El Stoxx Europe 600 ha retrocedido un 5,6% en marzo, frente a una caída más moderada del 2,61% en el S&P 500, en un contexto en el que los resultados empresariales siguen siendo sólidos.
El factor clave: la duración del conflicto
Para Santander, la clave no está tanto en la intensidad del conflicto como en su duración. Si el tránsito por el Estrecho de Ormuz se normaliza en semanas, el impacto económico será limitado y la prima de riesgo del petróleo tenderá a desaparecer.
En cambio, una prolongación de la tensión podría mantener la presión sobre los precios energéticos y aumentar la volatilidad. Aun así, la entidad insiste en que el escenario central sigue siendo de crecimiento económico.

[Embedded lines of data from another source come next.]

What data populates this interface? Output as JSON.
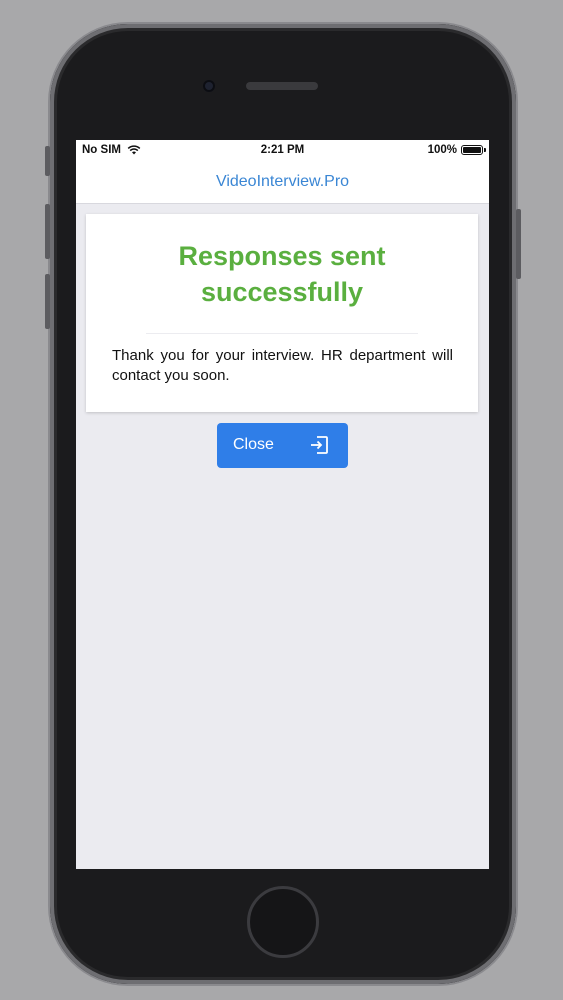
{
  "status_bar": {
    "carrier": "No SIM",
    "time": "2:21 PM",
    "battery": "100%",
    "battery_level": 1.0
  },
  "header": {
    "title": "VideoInterview.Pro"
  },
  "card": {
    "title": "Responses sent successfully",
    "message": "Thank you for your interview. HR department will contact you soon."
  },
  "close_button": {
    "label": "Close",
    "icon": "exit-icon"
  },
  "colors": {
    "accent_blue": "#2f7ee8",
    "link_blue": "#3a86d4",
    "success_green": "#5aaf3f",
    "screen_background": "#ebebf0"
  }
}
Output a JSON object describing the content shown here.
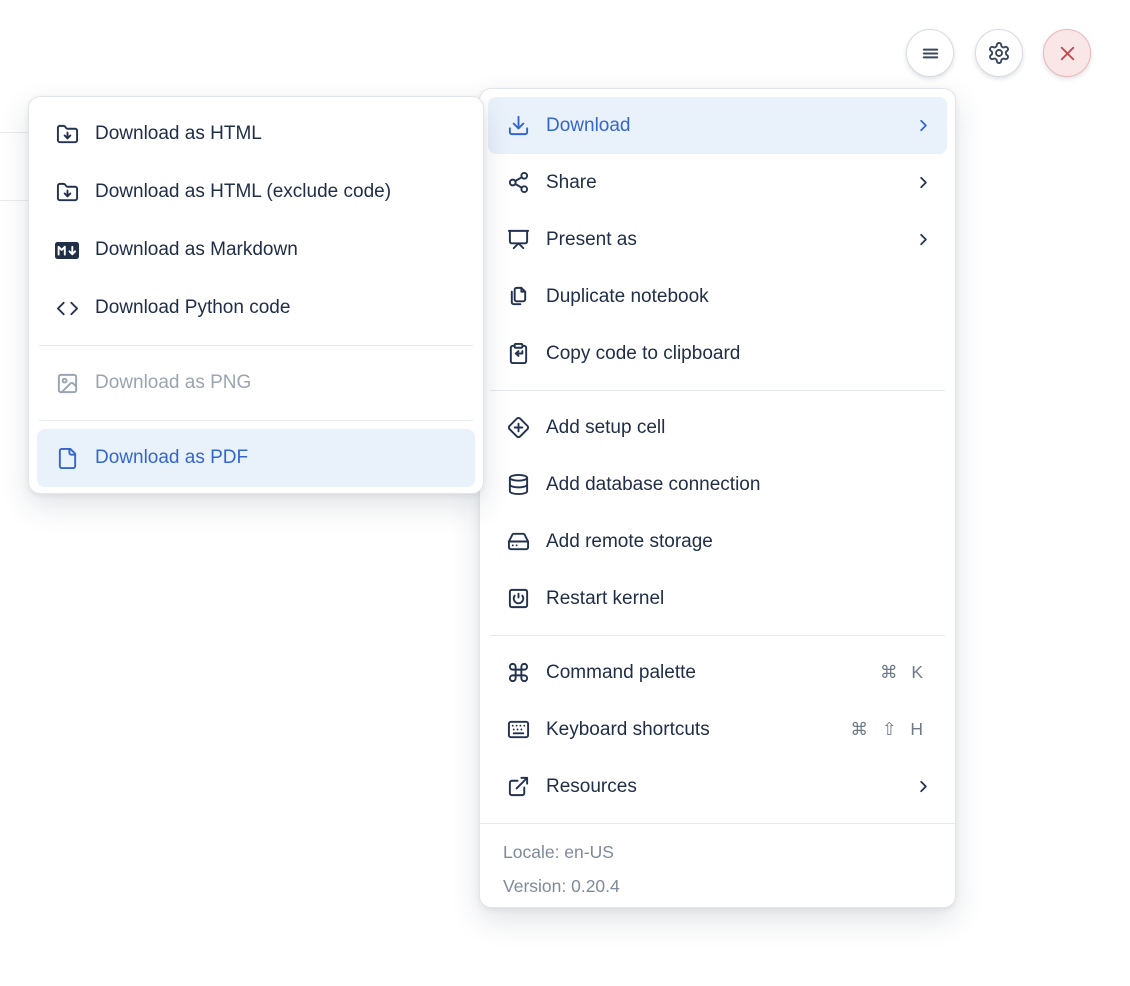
{
  "toolbar": {
    "buttons": [
      {
        "name": "notebook-menu",
        "icon": "hamburger-icon"
      },
      {
        "name": "settings",
        "icon": "gear-icon"
      },
      {
        "name": "shutdown",
        "icon": "close-icon"
      }
    ]
  },
  "main_menu": {
    "items": [
      {
        "label": "Download",
        "icon": "download-icon",
        "has_submenu": true,
        "state": "active"
      },
      {
        "label": "Share",
        "icon": "share-icon",
        "has_submenu": true
      },
      {
        "label": "Present as",
        "icon": "presentation-icon",
        "has_submenu": true
      },
      {
        "label": "Duplicate notebook",
        "icon": "duplicate-icon"
      },
      {
        "label": "Copy code to clipboard",
        "icon": "clipboard-copy-icon"
      },
      {
        "label": "Add setup cell",
        "icon": "diamond-plus-icon"
      },
      {
        "label": "Add database connection",
        "icon": "database-icon"
      },
      {
        "label": "Add remote storage",
        "icon": "hard-drive-icon"
      },
      {
        "label": "Restart kernel",
        "icon": "square-power-icon"
      },
      {
        "label": "Command palette",
        "icon": "command-icon",
        "shortcut": "⌘ K"
      },
      {
        "label": "Keyboard shortcuts",
        "icon": "keyboard-icon",
        "shortcut": "⌘ ⇧ H"
      },
      {
        "label": "Resources",
        "icon": "external-link-icon",
        "has_submenu": true
      }
    ],
    "footer": {
      "locale": "Locale: en-US",
      "version": "Version: 0.20.4"
    }
  },
  "submenu": {
    "items": [
      {
        "label": "Download as HTML",
        "icon": "folder-down-icon"
      },
      {
        "label": "Download as HTML (exclude code)",
        "icon": "folder-down-icon"
      },
      {
        "label": "Download as Markdown",
        "icon": "markdown-icon"
      },
      {
        "label": "Download Python code",
        "icon": "code-icon"
      },
      {
        "label": "Download as PNG",
        "icon": "image-icon",
        "disabled": true
      },
      {
        "label": "Download as PDF",
        "icon": "file-icon",
        "state": "active"
      }
    ]
  },
  "colors": {
    "accent": "#3566cb",
    "accent_bg": "#e9f1fb",
    "text": "#202e48",
    "disabled": "#9aa5b1",
    "muted": "#7e8a9a",
    "danger": "#ca4646",
    "danger_bg": "#f9e6e6"
  }
}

Estrategia: prudencia y diversificación
En este entorno, el banco ha optado por un posicionamiento más defensivo, con menor exposición al riesgo y mayor flexibilidad en las carteras. La estrategia pasa por diversificar inversiones, reducir duración en renta fija y mantener activos refugio como el oro.
“La volatilidad puede aumentar, pero no implica un cambio estructural del ciclo económico”, resume la entidad.